Thursday, October 1, 2009

Lublin Old Town and other locations

Wednesday was cool and clear, good weather for our last full day in Lublin. We had university business earlier. Here’s Gary striding purposefully to school . . .



. . . and standing beside the photo of Marie Curie-Sklodowska (as she is known here).

We prevailed on a passing student to take our picture by the statue. This might be our favorite portrait of the trip.


En route to the university we passed their tennis courts—indoor (sheltered by a plastic bubble), and red clay!

After the university business was finished—and Poland is still the land of bureaucracy--we took advantage of the late afternoon light to take some pictures of the pedestrian street and Old Town in Lublin. Gary has to have a physical, get enrolled into the Polish equivalent of the IRS, etc. He plans to pay union dues to get his Solidarity card—maybe they have a T-shirt?

As is the case in Warsaw, the street leading away from the Old Town is called Krakowskie Przedmiescie or Krakow suburbs, and in Lublin it’s lined with banks, fashion shops, and (especially) beer and coffee stands. It’s a good place to stroll in the evening.



The entrance to the Old Town proper is the Krakow gate, the base of which dates from the 13th century.

A little before the gate is a church, which (as many do) posts funeral notices, pieces of paper with thick black borders.


The main square in the Old Town is not open as is the case in Warsaw, but has a court building in the middle. Nonetheless, you can find brightly colored, recently renovated buildings, some of which have pubs and clubs and restaurants, next to buildings in bad need of renovation. To the right is the Jewish restaurant where we ate dinner Wed. night, one of the best meals we’ve had on the trip.


This view shows the Lublin cathedral spire.


This passage is the narrowest in Lublin, perhaps the narrowest in Poland. The picture shows the typical cobblestone streets.


The castle exterior was built in mid-19th-c. because of the wall’s disrepair. However, the castle itself is medieval, with splendid Byzantine mozaics inside. During the war the Gestapo took over the castle as its headquarters.





Two views of the plaza in front of the castle.




On our way back to the Old Town and the Mandragora Restaurant, we stopped by the ruins of St.
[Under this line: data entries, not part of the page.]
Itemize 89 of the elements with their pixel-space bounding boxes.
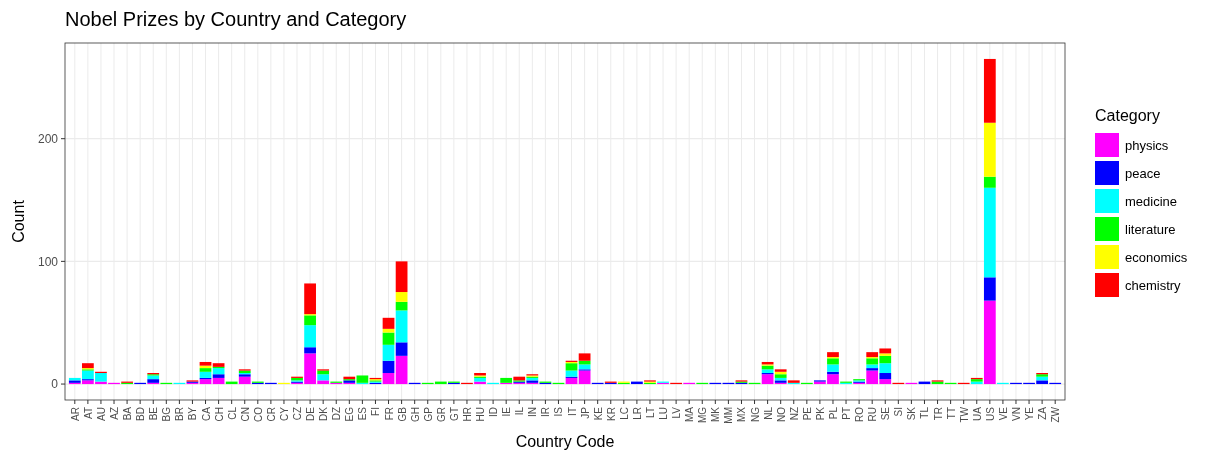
x-tick-label: GH: [409, 407, 421, 422]
x-tick-label: BD: [135, 407, 147, 421]
x-tick-label: HU: [475, 407, 487, 422]
x-tick-label: NG: [749, 406, 761, 422]
x-tick-label: MG: [697, 406, 709, 424]
x-tick-label: GR: [435, 407, 447, 422]
x-tick-label: IE: [501, 406, 513, 417]
legend-label: physics: [1125, 137, 1169, 153]
x-tick-label: IS: [553, 406, 565, 417]
legend-label: chemistry: [1125, 277, 1182, 293]
legend-label: economics: [1125, 249, 1188, 265]
x-tick-label: TL: [919, 406, 931, 419]
x-tick-label: MA: [684, 406, 696, 422]
x-tick-label: LU: [658, 407, 670, 420]
legend-label: literature: [1125, 221, 1176, 237]
x-tick-label: CN: [239, 407, 251, 422]
x-tick-label: NL: [762, 406, 774, 420]
x-tick-label: LT: [644, 407, 656, 418]
x-tick-label: KE: [592, 406, 604, 421]
x-tick-label: CZ: [292, 407, 304, 421]
x-tick-label: HR: [461, 407, 473, 422]
x-tick-label: PK: [814, 406, 826, 421]
chart-title: Nobel Prizes by Country and Category: [65, 8, 407, 30]
x-tick-label: CL: [226, 406, 238, 420]
x-tick-label: BR: [174, 407, 186, 421]
x-tick-label: MK: [710, 406, 722, 422]
legend-title: Category: [1095, 107, 1160, 124]
x-tick-label: IT: [566, 407, 578, 416]
x-tick-label: GP: [422, 406, 434, 422]
x-tick-label: IN: [527, 407, 539, 417]
x-tick-label: ES: [357, 406, 369, 421]
x-tick-label: BE: [148, 406, 160, 421]
y-axis-title: Count: [10, 199, 27, 243]
x-tick-label: TR: [932, 407, 944, 421]
x-tick-label: GB: [396, 406, 408, 422]
x-tick-label: NZ: [788, 407, 800, 421]
x-tick-label: AU: [95, 407, 107, 421]
x-tick-label: VN: [1010, 407, 1022, 421]
x-tick-label: CY: [278, 406, 290, 421]
x-tick-label: YE: [1024, 406, 1036, 421]
x-tick-label: CA: [200, 406, 212, 421]
x-tick-label: GT: [448, 407, 460, 421]
x-tick-label: DZ: [331, 407, 343, 421]
x-tick-label: DK: [318, 406, 330, 421]
x-tick-label: EG: [344, 406, 356, 422]
x-tick-label: RO: [854, 406, 866, 422]
x-tick-label: CO: [252, 406, 264, 422]
x-tick-label: JP: [579, 406, 591, 419]
x-tick-label: ID: [488, 407, 500, 417]
x-tick-label: BY: [187, 406, 199, 421]
x-tick-label: LV: [671, 406, 683, 419]
x-tick-label: TW: [958, 406, 970, 423]
x-tick-label: BA: [122, 406, 134, 421]
x-tick-label: BG: [161, 406, 173, 422]
x-tick-label: MM: [723, 407, 735, 424]
legend-label: peace: [1125, 165, 1161, 181]
x-tick-label: PT: [841, 407, 853, 420]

Michael’s church to take note of the moon, two or three days short of full. A good place to leave our travels for the time being. Thursday we leave for Warsaw, Friday morning Wendy leaves for the US, and Gary starts his work at UMCS in Lublin.


Another view of the front.

Majdanek

Sept. 29
Tuesday was the only bad weather we have had for this whole two week trip. After glorious warm sunshine in Kazimierz Dolny on Monday, we stepped out of our unfortunately cold apartment into a steady rain shower, Wendy with her rain gear and me with my umbrella. The apartment is cold because, as we are told, our apartment is heated by a common system, and they do not turn on the heat until it has been 11 degrees C. (52 F.) or below at 6 p.m. for three consecutive nights. So we find ourselves rooting for continued cold weather—last night we qualified, at 10.5 degrees C.

The part here about Majdanek is pretty depressing stuff, so feel free to skim and skip.

The rain did not continue long, so after a visit to a local mall and some business at UMCS, we made our way to the concentration camp SE of Lublin (at the time), Majdanek. Majdanek was not on the scale of Birkenau – Auschwitz, with the death toll being 78,000. But the exhibit offers an effective illustration of the inhumanity nonetheless. It’s one thing to know about the Holocaust from articles and books, even the first-person narratives such as This Way for the Gas, Ladies and Gentlemen and Drohobycz, Drohobycz, or the histories, the photos and web sites, and even the museums such as the Washington Holocaust Museum. It’s another thing to walk on the grounds themselves, to see the mausoleum built over the mountain of human ashes, to walk through the crematorium (we decided not to include that photo) and surviving barracks which housed 500-800 prisoners, to see the large grounds now occupied mostly by Polish crows with a few magpies and incongruous partridges, and to get some feel of the enormity of what went on here. Collective insanity. I hope.






The memorial built here in 1969 is based thematically on Dante’s Inferno—“Abandon all hope ye who enter here.” Better metaphor than the outright lie which greeted prisoners of Auschwitz, “Labor macht frei,” work makes [you] free. All the work done here kept human beings on starvation fare until typhoid or exhaustion or some kapo’s whim brought death, the last cash value of their bodies, and their bodies’ disposal. I can think of nothing more depressing than the cold texture of the concrete walls where so many were snuffed out. The memorial doesn’t show it at that distance, but it has something of the same crumbling stone texture.





We returned with relief via electric bus to the city and normal life. Maybe that’s all you can do, with the enormity of the war 65 years past, to return to ordinary life. We had the remains of a kebab sandwich with us, and gave that to a forlorn dog on the grounds. He seemed discouraged and didn’t show much interest in it.